Question

Config of mn+6 in mno4 2-

Answer 1

[Ar] 3d^1

Answer 2

To determine the electron configuration of Mn in $\text{MnO}_4^{2-}$, we follow these steps:

1. Determine the oxidation state of Manganese (Mn) in $\text{MnO}_4^{2-}$:

Let the oxidation state of Mn be $x$. The oxidation state of oxygen (O) in most compounds is $-2$. The overall charge of the ion is $-2$. So, we set up the equation: $x + 4(-2) = -2$ $x - 8 = -2$ $x = -2 + 8$ $x = +6$ Therefore, manganese is in the $+6$ oxidation state, meaning it is $\text{Mn}^{6+}$.

2. Write the electron configuration of a neutral Manganese (Mn) atom:

Manganese (Mn) has an atomic number of 25. Its ground state electron configuration is: $1s^2 2s^2 2p^6 3s^2 3p^6 3d^5 4s^2$ Using the noble gas notation (Argon, Ar, has 18 electrons: $1s^2 2s^2 2p^6 3s^2 3p^6$): $[\text{Ar}] 3d^5 4s^2$

3. Determine the electron configuration of the $\text{Mn}^{6+}$ ion:

To form a cation, electrons are removed from the neutral atom.

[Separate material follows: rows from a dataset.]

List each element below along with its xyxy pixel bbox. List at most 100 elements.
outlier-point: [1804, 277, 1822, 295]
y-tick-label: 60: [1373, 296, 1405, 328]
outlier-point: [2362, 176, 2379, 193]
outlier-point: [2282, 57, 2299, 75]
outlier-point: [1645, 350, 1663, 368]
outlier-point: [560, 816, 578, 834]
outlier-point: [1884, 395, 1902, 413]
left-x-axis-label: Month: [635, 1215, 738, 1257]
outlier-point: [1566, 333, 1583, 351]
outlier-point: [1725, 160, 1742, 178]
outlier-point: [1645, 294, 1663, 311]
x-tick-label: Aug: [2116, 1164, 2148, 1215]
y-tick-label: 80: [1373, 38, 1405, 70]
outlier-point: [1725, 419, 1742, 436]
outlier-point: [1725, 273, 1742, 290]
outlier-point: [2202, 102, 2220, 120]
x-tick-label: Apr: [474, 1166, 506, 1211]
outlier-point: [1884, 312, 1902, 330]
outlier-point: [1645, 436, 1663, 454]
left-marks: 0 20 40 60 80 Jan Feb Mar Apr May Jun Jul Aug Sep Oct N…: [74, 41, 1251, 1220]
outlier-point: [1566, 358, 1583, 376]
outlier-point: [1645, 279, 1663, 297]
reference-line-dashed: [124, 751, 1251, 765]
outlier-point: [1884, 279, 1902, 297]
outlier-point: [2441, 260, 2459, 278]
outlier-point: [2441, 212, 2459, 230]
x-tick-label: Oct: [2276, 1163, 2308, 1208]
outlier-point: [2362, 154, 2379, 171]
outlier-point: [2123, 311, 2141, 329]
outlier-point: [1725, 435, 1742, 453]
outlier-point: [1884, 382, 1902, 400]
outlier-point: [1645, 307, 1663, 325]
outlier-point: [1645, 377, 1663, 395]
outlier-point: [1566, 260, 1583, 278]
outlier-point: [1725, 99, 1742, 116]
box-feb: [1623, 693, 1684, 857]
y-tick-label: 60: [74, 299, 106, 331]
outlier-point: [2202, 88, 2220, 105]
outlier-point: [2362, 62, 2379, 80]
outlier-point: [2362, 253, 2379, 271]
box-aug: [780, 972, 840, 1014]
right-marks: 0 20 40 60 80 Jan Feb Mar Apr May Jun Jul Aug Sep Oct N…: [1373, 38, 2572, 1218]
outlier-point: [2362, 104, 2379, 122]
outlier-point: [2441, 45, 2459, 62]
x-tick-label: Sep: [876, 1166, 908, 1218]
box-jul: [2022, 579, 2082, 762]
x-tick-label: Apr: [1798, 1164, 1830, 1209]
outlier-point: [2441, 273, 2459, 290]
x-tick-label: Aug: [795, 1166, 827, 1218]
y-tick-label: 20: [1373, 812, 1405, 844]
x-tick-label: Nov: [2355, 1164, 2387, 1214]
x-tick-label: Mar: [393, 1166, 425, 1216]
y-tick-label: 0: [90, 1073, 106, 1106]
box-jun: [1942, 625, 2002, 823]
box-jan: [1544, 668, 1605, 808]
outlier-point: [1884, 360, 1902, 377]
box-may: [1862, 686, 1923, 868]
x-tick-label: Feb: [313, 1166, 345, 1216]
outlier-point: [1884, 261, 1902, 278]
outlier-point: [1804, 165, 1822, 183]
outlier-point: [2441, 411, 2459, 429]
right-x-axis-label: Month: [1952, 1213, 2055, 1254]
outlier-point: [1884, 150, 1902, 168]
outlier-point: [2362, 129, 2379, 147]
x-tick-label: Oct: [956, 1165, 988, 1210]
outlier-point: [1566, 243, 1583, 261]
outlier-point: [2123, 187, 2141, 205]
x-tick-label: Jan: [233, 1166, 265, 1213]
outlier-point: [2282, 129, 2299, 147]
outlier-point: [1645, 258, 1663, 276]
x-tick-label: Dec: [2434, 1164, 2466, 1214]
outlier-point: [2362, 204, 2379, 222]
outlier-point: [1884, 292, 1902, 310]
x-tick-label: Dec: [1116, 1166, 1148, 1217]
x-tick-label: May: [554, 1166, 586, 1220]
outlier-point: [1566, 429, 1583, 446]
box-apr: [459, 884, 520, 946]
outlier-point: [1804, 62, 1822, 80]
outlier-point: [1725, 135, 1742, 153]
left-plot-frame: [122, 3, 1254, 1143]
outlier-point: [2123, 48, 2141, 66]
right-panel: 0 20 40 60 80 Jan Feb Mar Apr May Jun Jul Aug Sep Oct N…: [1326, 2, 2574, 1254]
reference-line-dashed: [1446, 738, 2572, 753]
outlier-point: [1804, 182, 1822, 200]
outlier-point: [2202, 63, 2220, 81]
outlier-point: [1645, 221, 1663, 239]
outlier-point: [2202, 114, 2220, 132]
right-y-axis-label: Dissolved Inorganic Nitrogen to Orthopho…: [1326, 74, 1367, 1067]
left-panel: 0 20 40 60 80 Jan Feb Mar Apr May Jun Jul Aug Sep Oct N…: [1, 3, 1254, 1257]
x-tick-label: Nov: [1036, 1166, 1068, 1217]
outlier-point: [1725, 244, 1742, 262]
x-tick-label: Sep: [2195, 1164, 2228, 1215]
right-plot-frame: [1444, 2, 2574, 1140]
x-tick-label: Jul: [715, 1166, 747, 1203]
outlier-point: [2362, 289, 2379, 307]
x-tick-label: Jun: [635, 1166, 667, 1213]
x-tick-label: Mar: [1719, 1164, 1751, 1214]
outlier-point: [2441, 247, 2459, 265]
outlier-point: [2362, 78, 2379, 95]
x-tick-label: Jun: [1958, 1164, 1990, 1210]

For transition metals, electrons are removed from the orbital with the highest principal quantum number (n) first, even if it was filled last. In this case, electrons are removed from the $4s$ orbital before the $3d$ orbital. We need to remove a total of 6 electrons from the neutral Mn atom.

• First, remove the 2 electrons from the $4s$ orbital: $\text{Mn}^{2+}$: $[\text{Ar}] 3d^5$
• We still need to remove $6 - 2 = 4$ more electrons. These will be removed from the $3d$ orbital.

Original $3d$ electrons = 5. After removing 4 electrons from $3d$: $5 - 4 = 1$. Therefore, the electron configuration of $\text{Mn}^{6+}$ is: $[\text{Ar}] 3d^1$

The electron configuration of Mn in $\text{MnO}_4^{2-}$ (which is $\text{Mn}^{6+}$) is $[\text{Ar}] 3d^1$.